A grandeza nacional deve-se à essa capacidade de ocupação, mas que representou
também um ônus para Portugal. Nas palavras de Caio Prado Jr., houve uma “disseminação
pasmosa e sem paralelo que aparta e isola os indivíduos, cinde o povoamento em núcleos
esparsos de contato e comunicações difíceis, muitas vezes até impossíveis”. O autor entende
30
que a dispersão do povoamento também foi tributária da extensão da costa brasileira que coube
à Portugal, o que compeliu, para ocupação e defesa, estabelecer a colonização em várias regiões
ao mesmo tempo. (PRADO JR, 1961, p. 37)
Para além dos aspectos político-geográficos que desenharam a ocupação primitiva das
terras brasileiras, merece relevo o histórico da configuração de atores (sociais, políticos e
econômicos) formatada dentro dos processos decisórios nacionais acerca das políticas públicas
e sua implementação. Nessa perspectiva, é imprescindível remontar as singularidades nacionais
a partir dos grupos sociais existentes, seus conflitos, interesses e as relações estabelecidas a
partir desses aspectos.
Na história brasileira quatro palavras são imperiosas para a compreensão das
configurações de classes sociais, das elites, dos grupos de poder e do estabelecimento do
processo decisório como um todo: patrimonialismo, estamento, coronelismo e escravidão. O
significado desses fenômenos fornece subsídios para uma relevante construção acerca das
relações entre o público e o privado no Brasil. É também a partir da absorção desses termos que
se torna possível entender, minimamente, além da origem e os resultados das políticas públicas,
a forma como seu planejamento transcorre, englobando a tomada de decisões, as escolhas, os
grupos beneficiados e, é claro, os excluídos.
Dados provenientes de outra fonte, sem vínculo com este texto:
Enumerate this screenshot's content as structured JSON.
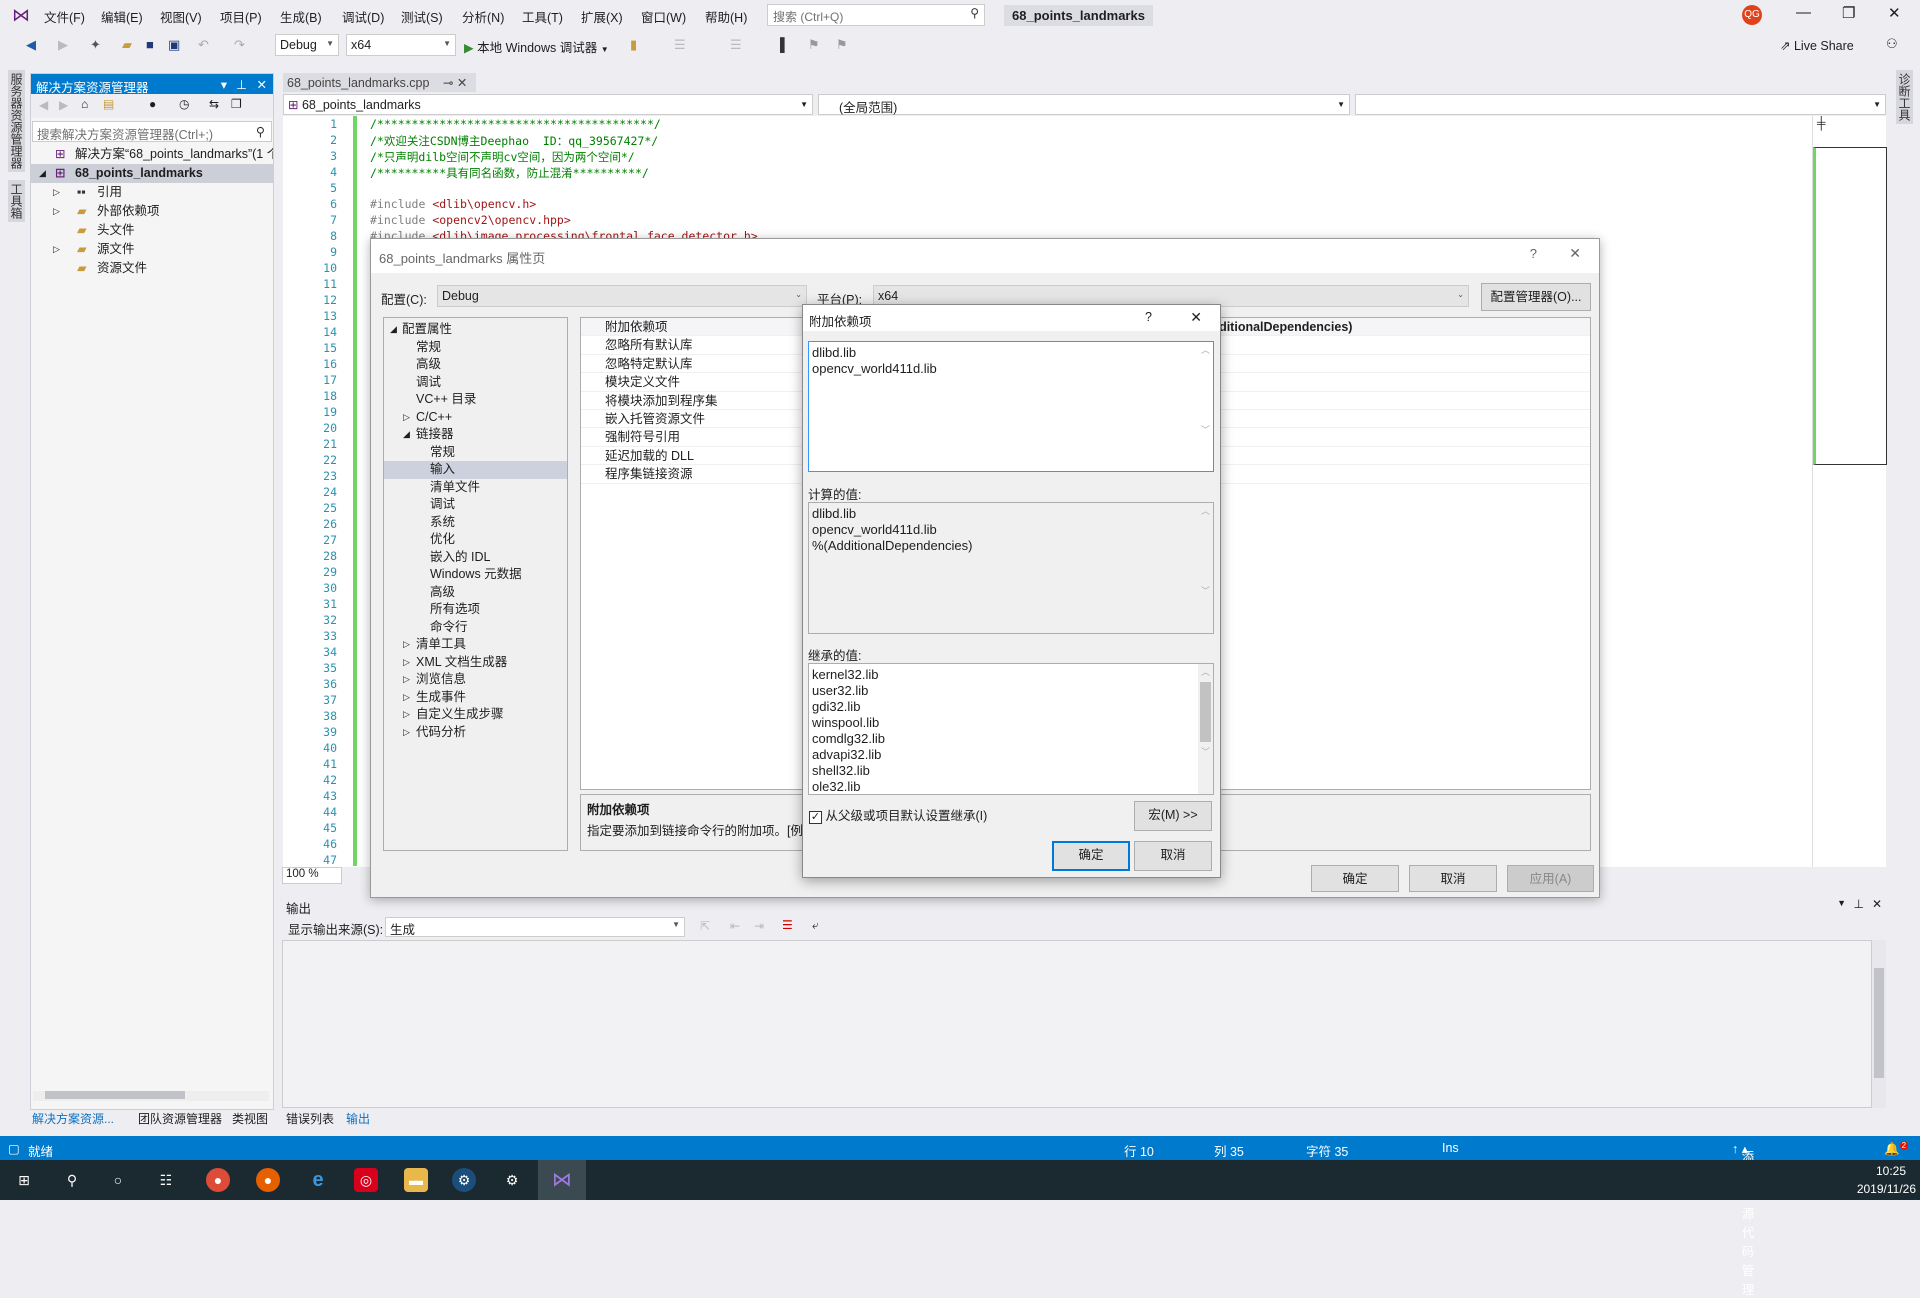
{
  "menubar": {
    "items": [
      "文件(F)",
      "编辑(E)",
      "视图(V)",
      "项目(P)",
      "生成(B)",
      "调试(D)",
      "测试(S)",
      "分析(N)",
      "工具(T)",
      "扩展(X)",
      "窗口(W)",
      "帮助(H)"
    ],
    "search_placeholder": "搜索 (Ctrl+Q)",
    "solution_title": "68_points_landmarks",
    "avatar": "QG"
  },
  "toolbar": {
    "config": "Debug",
    "platform": "x64",
    "run_label": "本地 Windows 调试器",
    "live_share": "Live Share"
  },
  "side_strip": {
    "server_explorer": "服务器资源管理器",
    "toolbox": "工具箱",
    "diagnostics": "诊断工具"
  },
  "solution_explorer": {
    "title": "解决方案资源管理器",
    "search_placeholder": "搜索解决方案资源管理器(Ctrl+;)",
    "tree": [
      {
        "label": "解决方案“68_points_landmarks”(1 个项目)",
        "level": 0,
        "arrow": ""
      },
      {
        "label": "68_points_landmarks",
        "level": 0,
        "arrow": "◢",
        "selected": true
      },
      {
        "label": "引用",
        "level": 1,
        "arrow": "▷"
      },
      {
        "label": "外部依赖项",
        "level": 1,
        "arrow": "▷"
      },
      {
        "label": "头文件",
        "level": 1,
        "arrow": ""
      },
      {
        "label": "源文件",
        "level": 1,
        "arrow": "▷"
      },
      {
        "label": "资源文件",
        "level": 1,
        "arrow": ""
      }
    ],
    "bottom_tabs": [
      "解决方案资源...",
      "团队资源管理器",
      "类视图",
      "错误列表",
      "输出"
    ]
  },
  "editor": {
    "tab": "68_points_landmarks.cpp",
    "nav_project": "68_points_landmarks",
    "nav_scope": "(全局范围)",
    "zoom": "100 %",
    "lines": [
      [
        {
          "t": "/****************************************/",
          "c": "#008000"
        }
      ],
      [
        {
          "t": "/*欢迎关注CSDN博主Deephao  ID：qq_39567427*/",
          "c": "#008000"
        }
      ],
      [
        {
          "t": "/*只声明dilb空间不声明cv空间，因为两个空间*/",
          "c": "#008000"
        }
      ],
      [
        {
          "t": "/**********具有同名函数，防止混淆**********/",
          "c": "#008000"
        }
      ],
      [],
      [
        {
          "t": "#include ",
          "c": "#808080"
        },
        {
          "t": "<dlib\\opencv.h>",
          "c": "#a31515"
        }
      ],
      [
        {
          "t": "#include ",
          "c": "#808080"
        },
        {
          "t": "<opencv2\\opencv.hpp>",
          "c": "#a31515"
        }
      ],
      [
        {
          "t": "#include ",
          "c": "#808080"
        },
        {
          "t": "<dlib\\image_processing\\frontal_face_detector.h>",
          "c": "#a31515"
        }
      ]
    ],
    "line_count": 47
  },
  "output": {
    "title": "输出",
    "source_label": "显示输出来源(S):",
    "source": "生成"
  },
  "prop_dialog": {
    "title": "68_points_landmarks 属性页",
    "config_label": "配置(C):",
    "config": "Debug",
    "platform_label": "平台(P):",
    "platform": "x64",
    "config_manager": "配置管理器(O)...",
    "tree": [
      [
        "配置属性",
        0,
        "◢"
      ],
      [
        "常规",
        1,
        ""
      ],
      [
        "高级",
        1,
        ""
      ],
      [
        "调试",
        1,
        ""
      ],
      [
        "VC++ 目录",
        1,
        ""
      ],
      [
        "C/C++",
        1,
        "▷"
      ],
      [
        "链接器",
        1,
        "◢"
      ],
      [
        "常规",
        2,
        ""
      ],
      [
        "输入",
        2,
        "",
        "sel"
      ],
      [
        "清单文件",
        2,
        ""
      ],
      [
        "调试",
        2,
        ""
      ],
      [
        "系统",
        2,
        ""
      ],
      [
        "优化",
        2,
        ""
      ],
      [
        "嵌入的 IDL",
        2,
        ""
      ],
      [
        "Windows 元数据",
        2,
        ""
      ],
      [
        "高级",
        2,
        ""
      ],
      [
        "所有选项",
        2,
        ""
      ],
      [
        "命令行",
        2,
        ""
      ],
      [
        "清单工具",
        1,
        "▷"
      ],
      [
        "XML 文档生成器",
        1,
        "▷"
      ],
      [
        "浏览信息",
        1,
        "▷"
      ],
      [
        "生成事件",
        1,
        "▷"
      ],
      [
        "自定义生成步骤",
        1,
        "▷"
      ],
      [
        "代码分析",
        1,
        "▷"
      ]
    ],
    "properties": [
      {
        "name": "附加依赖项",
        "value": "dlibd.lib;opencv_world411d.lib;%(AdditionalDependencies)"
      },
      {
        "name": "忽略所有默认库",
        "value": ""
      },
      {
        "name": "忽略特定默认库",
        "value": ""
      },
      {
        "name": "模块定义文件",
        "value": ""
      },
      {
        "name": "将模块添加到程序集",
        "value": ""
      },
      {
        "name": "嵌入托管资源文件",
        "value": ""
      },
      {
        "name": "强制符号引用",
        "value": ""
      },
      {
        "name": "延迟加载的 DLL",
        "value": ""
      },
      {
        "name": "程序集链接资源",
        "value": ""
      }
    ],
    "desc_title": "附加依赖项",
    "desc_text": "指定要添加到链接命令行的附加项。[例如 kernel32.lib]",
    "ok": "确定",
    "cancel": "取消",
    "apply": "应用(A)",
    "help": "?"
  },
  "deps_dialog": {
    "title": "附加依赖项",
    "help": "?",
    "edit_values": [
      "dlibd.lib",
      "opencv_world411d.lib"
    ],
    "computed_label": "计算的值:",
    "computed_values": [
      "dlibd.lib",
      "opencv_world411d.lib",
      "%(AdditionalDependencies)"
    ],
    "inherited_label": "继承的值:",
    "inherited_values": [
      "kernel32.lib",
      "user32.lib",
      "gdi32.lib",
      "winspool.lib",
      "comdlg32.lib",
      "advapi32.lib",
      "shell32.lib",
      "ole32.lib"
    ],
    "inherit_checkbox": "从父级或项目默认设置继承(I)",
    "inherit_checked": true,
    "macros": "宏(M) >>",
    "ok": "确定",
    "cancel": "取消"
  },
  "status": {
    "ready": "就绪",
    "line": "行 10",
    "col": "列 35",
    "char": "字符 35",
    "ins": "Ins",
    "source_control": "添加到源代码管理",
    "notifications": "2"
  },
  "taskbar": {
    "time": "10:25",
    "date": "2019/11/26"
  },
  "colors": {
    "accent": "#007acc",
    "avatar": "#e0431c",
    "vs_purple": "#865fc5"
  }
}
O patrimonialismo apresenta-se como um desdobramento do patriarcalismo, ambos
decorrentes de um dos tipos de dominação weberiana, qual seja a tradicional. Nesse sentido, a
dominação patrimonial surge da descentralização do poder doméstico mediante a cessão de
terras e eventualmente de utensílios a filhos ou outros dependentes da comunidade doméstica.
Ao transferir-se o significado para a esfera política, nota-se que quando o príncipe exerce sua
dominação não-doméstica, com emprego da coação física contra os dominados, sobre territórios
e pessoas, da mesma forma que exercita o seu poder doméstico, fala-se de uma formação
estatal-patrimonial. (WEBER, 1999, p. 238)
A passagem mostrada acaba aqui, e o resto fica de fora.